As PTs we must avoid wanting to be perceived as the rescuer, as this mindset automatically implies the person being rescued (the patient) is the victim.

A Rescuer Mindset PT (RMPT) thrives off of being needed by patients. An RMPT sees patients as powerless victims needing to be saved by a hero… the PT!

A Coach Mindset PT (CMPT) perceives themselves as someone who empowers patients with skills and attitudes that help them uncover solutions on their own.


For an RMPT, interventions are based on THE PTs desired goals (Release fascia, adjust joints, stretch & strengthen muscles, tingling machines, etc.). For a CMPT, focus is on THE PATIENTS’ desired functional goals.

An RMPT breeds dependence. A CMPT cultivates independence.

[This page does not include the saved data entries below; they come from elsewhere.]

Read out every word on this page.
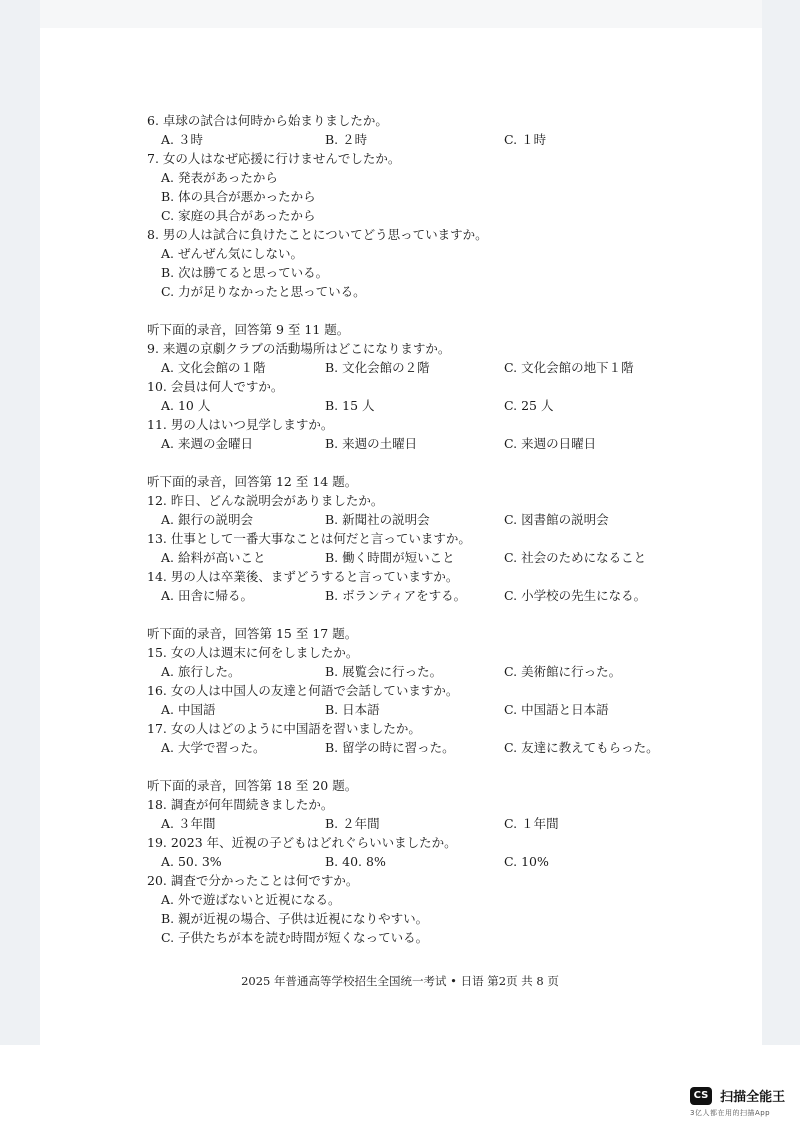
6. 卓球の試合は何時から始まりましたか。
A. ３時	B. ２時	C. １時
7. 女の人はなぜ応援に行けませんでしたか。
A. 発表があったから
B. 体の具合が悪かったから
C. 家庭の具合があったから
8. 男の人は試合に負けたことについてどう思っていますか。
A. ぜんぜん気にしない。
B. 次は勝てると思っている。
C. 力が足りなかったと思っている。
听下面的录音，回答第 9 至 11 题。
9. 来週の京劇クラブの活動場所はどこになりますか。
A. 文化会館の１階	B. 文化会館の２階	C. 文化会館の地下１階
10. 会員は何人ですか。
A. 10 人	B. 15 人	C. 25 人
11. 男の人はいつ見学しますか。
A. 来週の金曜日	B. 来週の土曜日	C. 来週の日曜日
听下面的录音，回答第 12 至 14 题。
12. 昨日、どんな説明会がありましたか。
A. 銀行の説明会	B. 新聞社の説明会	C. 図書館の説明会
13. 仕事として一番大事なことは何だと言っていますか。
A. 給料が高いこと	B. 働く時間が短いこと	C. 社会のためになること
14. 男の人は卒業後、まずどうすると言っていますか。
A. 田舎に帰る。	B. ボランティアをする。	C. 小学校の先生になる。
听下面的录音，回答第 15 至 17 题。
15. 女の人は週末に何をしましたか。
A. 旅行した。	B. 展覧会に行った。	C. 美術館に行った。
16. 女の人は中国人の友達と何語で会話していますか。
A. 中国語	B. 日本語	C. 中国語と日本語
17. 女の人はどのように中国語を習いましたか。
A. 大学で習った。	B. 留学の時に習った。	C. 友達に教えてもらった。
听下面的录音，回答第 18 至 20 题。
18. 調査が何年間続きましたか。
A. ３年間	B. ２年間	C. １年間
19. 2023 年、近視の子どもはどれぐらいいましたか。
A. 50. 3%	B. 40. 8%	C. 10%
20. 調査で分かったことは何ですか。
A. 外で遊ばないと近視になる。
B. 親が近視の場合、子供は近視になりやすい。
C. 子供たちが本を読む時間が短くなっている。
2025 年普通高等学校招生全国统一考试 • 日语 第2页 共 8 页
CS 扫描全能王
3亿人都在用的扫描App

An RMPT unintentionally disempowers patients through attempts to solve their problems for them. A CMPT is a “constructive challenger” focusing on empowerment.

An RMPT assumes patients are too incompetent to help themselves. A CMPT assumes patients are resourceful, creative and able to help themselves with only some guided facilitation.

An RMPT has the tendency to see patients as broken offering very precise commanding instructions on what they should and should not do. A CMPT does not regard patients as being broken but focuses on the patient’s own reasons for change with focus on acceptance & compassion.

An RMPT often sees it as their responsibility to “fix” patients. A CMPT never says, “Let me fix you”.

An RMPT ensures that their advice is followed to a T using authoritative tactics such as fear, shame or guilt. A CMPT empowers patients to change by drawing out their own meaning, importance and capacity for change.

An RMPT validates the “poor me” identity by focusing on all that is “wrong” with them. A CMPT focuses on the patient’s strengths and on what they CAN do. See my video on this.

As I learn these incredibly valuable concepts, I feel obligated to pass them on and teach their PRACTICAL & CLINICAL applications through my in-person courses. Thank you for reading this.